Сангре чуть помедлил, но человечек отчего-то внушал доверие, а чутью он привык доверять. Кроме того, если купец-литвин так и не приедет, чтобы закончить операцию с монетами, все равно придется в срочном порядке подыскивать ему замену. Не самому же вручать их Узбеку со словами: «Да, я тут запамятовал, хан, но вот какая штука получается. Завалялось у меня в кошеле…». К тому же теперь его имя накрепко связано с Михаилом Ярославичем. Следовательно, у хана запросто могут зародиться подозрения.

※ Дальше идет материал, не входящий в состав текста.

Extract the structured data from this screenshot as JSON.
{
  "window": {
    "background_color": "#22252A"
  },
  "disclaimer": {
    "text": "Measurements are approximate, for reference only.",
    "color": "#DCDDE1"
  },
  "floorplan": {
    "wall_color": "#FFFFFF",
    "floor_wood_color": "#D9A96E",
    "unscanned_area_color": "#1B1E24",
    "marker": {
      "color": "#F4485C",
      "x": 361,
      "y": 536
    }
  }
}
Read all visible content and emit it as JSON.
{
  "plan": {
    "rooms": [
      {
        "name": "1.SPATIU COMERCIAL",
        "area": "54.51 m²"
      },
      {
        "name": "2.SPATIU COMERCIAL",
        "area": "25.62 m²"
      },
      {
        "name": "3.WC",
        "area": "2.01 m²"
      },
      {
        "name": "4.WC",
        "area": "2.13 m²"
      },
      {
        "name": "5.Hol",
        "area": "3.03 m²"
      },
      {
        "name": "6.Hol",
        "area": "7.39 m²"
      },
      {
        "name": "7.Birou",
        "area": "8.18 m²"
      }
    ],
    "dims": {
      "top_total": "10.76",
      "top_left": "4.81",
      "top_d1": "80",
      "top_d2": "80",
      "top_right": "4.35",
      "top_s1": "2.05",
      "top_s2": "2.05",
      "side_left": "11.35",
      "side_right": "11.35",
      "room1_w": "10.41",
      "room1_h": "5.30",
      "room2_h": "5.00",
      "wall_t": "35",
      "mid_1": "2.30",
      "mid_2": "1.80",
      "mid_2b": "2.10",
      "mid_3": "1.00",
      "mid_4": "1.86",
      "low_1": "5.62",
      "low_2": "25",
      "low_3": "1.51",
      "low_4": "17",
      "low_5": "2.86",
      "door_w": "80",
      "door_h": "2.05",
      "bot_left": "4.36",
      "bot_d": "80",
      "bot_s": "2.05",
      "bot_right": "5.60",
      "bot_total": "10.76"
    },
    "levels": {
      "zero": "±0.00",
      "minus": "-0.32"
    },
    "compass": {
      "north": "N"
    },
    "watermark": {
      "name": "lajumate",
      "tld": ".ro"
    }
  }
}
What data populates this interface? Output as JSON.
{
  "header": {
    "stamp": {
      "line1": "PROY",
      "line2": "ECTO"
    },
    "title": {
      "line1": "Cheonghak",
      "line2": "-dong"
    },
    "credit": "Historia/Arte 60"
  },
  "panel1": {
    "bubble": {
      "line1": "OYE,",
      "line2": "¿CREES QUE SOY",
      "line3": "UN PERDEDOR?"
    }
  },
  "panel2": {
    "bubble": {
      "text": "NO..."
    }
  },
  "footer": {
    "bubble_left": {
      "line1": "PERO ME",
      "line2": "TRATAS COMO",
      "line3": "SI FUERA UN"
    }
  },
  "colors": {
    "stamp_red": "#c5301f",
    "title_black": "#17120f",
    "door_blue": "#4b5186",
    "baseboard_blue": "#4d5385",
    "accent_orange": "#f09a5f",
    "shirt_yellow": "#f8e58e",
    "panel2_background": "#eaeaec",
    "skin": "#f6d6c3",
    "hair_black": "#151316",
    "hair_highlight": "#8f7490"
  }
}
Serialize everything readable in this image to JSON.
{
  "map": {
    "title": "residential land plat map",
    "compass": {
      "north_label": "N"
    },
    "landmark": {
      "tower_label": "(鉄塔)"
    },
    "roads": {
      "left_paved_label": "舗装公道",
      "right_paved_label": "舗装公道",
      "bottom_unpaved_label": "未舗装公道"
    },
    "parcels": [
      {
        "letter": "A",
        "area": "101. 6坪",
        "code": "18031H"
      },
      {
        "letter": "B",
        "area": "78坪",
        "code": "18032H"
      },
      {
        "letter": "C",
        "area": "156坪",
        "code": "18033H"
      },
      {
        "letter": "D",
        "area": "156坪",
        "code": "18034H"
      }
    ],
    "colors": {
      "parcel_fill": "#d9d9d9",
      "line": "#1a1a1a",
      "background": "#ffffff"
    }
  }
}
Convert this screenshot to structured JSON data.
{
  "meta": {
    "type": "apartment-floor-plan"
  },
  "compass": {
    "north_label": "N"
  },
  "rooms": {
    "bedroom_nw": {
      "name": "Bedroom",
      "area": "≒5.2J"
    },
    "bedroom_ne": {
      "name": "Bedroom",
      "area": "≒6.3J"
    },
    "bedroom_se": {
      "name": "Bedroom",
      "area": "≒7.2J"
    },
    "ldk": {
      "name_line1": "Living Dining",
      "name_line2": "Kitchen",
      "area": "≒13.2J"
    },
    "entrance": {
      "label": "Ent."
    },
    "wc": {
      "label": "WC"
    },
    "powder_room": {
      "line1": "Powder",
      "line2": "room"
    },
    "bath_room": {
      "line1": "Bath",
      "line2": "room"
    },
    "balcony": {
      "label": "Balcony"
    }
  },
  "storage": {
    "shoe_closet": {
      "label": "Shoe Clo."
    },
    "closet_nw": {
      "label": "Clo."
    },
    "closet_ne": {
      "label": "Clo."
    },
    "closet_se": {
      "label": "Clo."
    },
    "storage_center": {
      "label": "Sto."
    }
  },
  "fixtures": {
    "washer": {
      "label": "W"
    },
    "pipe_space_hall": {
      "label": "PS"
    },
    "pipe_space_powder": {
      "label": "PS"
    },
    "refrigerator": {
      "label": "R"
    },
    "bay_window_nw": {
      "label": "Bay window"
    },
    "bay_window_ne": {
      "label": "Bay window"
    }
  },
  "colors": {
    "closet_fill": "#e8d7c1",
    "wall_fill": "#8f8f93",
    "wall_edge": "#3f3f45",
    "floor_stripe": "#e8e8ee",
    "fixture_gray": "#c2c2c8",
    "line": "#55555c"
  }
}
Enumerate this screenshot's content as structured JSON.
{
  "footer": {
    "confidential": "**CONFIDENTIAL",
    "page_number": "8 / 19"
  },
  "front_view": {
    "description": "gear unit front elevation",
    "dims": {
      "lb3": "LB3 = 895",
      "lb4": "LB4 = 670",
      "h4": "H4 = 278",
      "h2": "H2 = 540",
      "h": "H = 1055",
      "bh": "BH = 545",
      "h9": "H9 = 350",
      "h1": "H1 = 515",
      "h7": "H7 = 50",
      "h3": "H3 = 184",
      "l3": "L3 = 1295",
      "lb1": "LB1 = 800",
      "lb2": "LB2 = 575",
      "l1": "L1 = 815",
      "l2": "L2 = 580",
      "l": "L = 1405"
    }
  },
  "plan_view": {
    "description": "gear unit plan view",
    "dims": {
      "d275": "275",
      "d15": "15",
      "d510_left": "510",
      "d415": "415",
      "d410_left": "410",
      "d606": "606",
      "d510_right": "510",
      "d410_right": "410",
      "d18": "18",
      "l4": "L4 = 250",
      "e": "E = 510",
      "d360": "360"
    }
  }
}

Так, чего доброго, и по шее получить недолго… острой сабелькой.

И он честно сознался:

– В Твери.

Шмуль напрягся и мгновенно посерьезнел.

– А кто сказал, что ты и при новом князе будешь пользоваться таким же доверием, как при прежнем?

Или ты полагаешь, дон Педро, Михаилу Ярославину удастся уцелеть? – пытливо спросил он.

– А ты имеешь что-то против?

– Ничуть. Скорее, напротив. Я бывал как-то в Твери и именно при мне князь прогнал с мытного двора некоего Романца, обиравшего всех купцов как липку. Такую заботу о торговых людях нельзя не ценить. Но ныне, как я слыхал, над старым князем сгущаются большие тучи и его пытаются оговорить все, кому не лень, включая его беглого мытника. Если так пойдет и дальше…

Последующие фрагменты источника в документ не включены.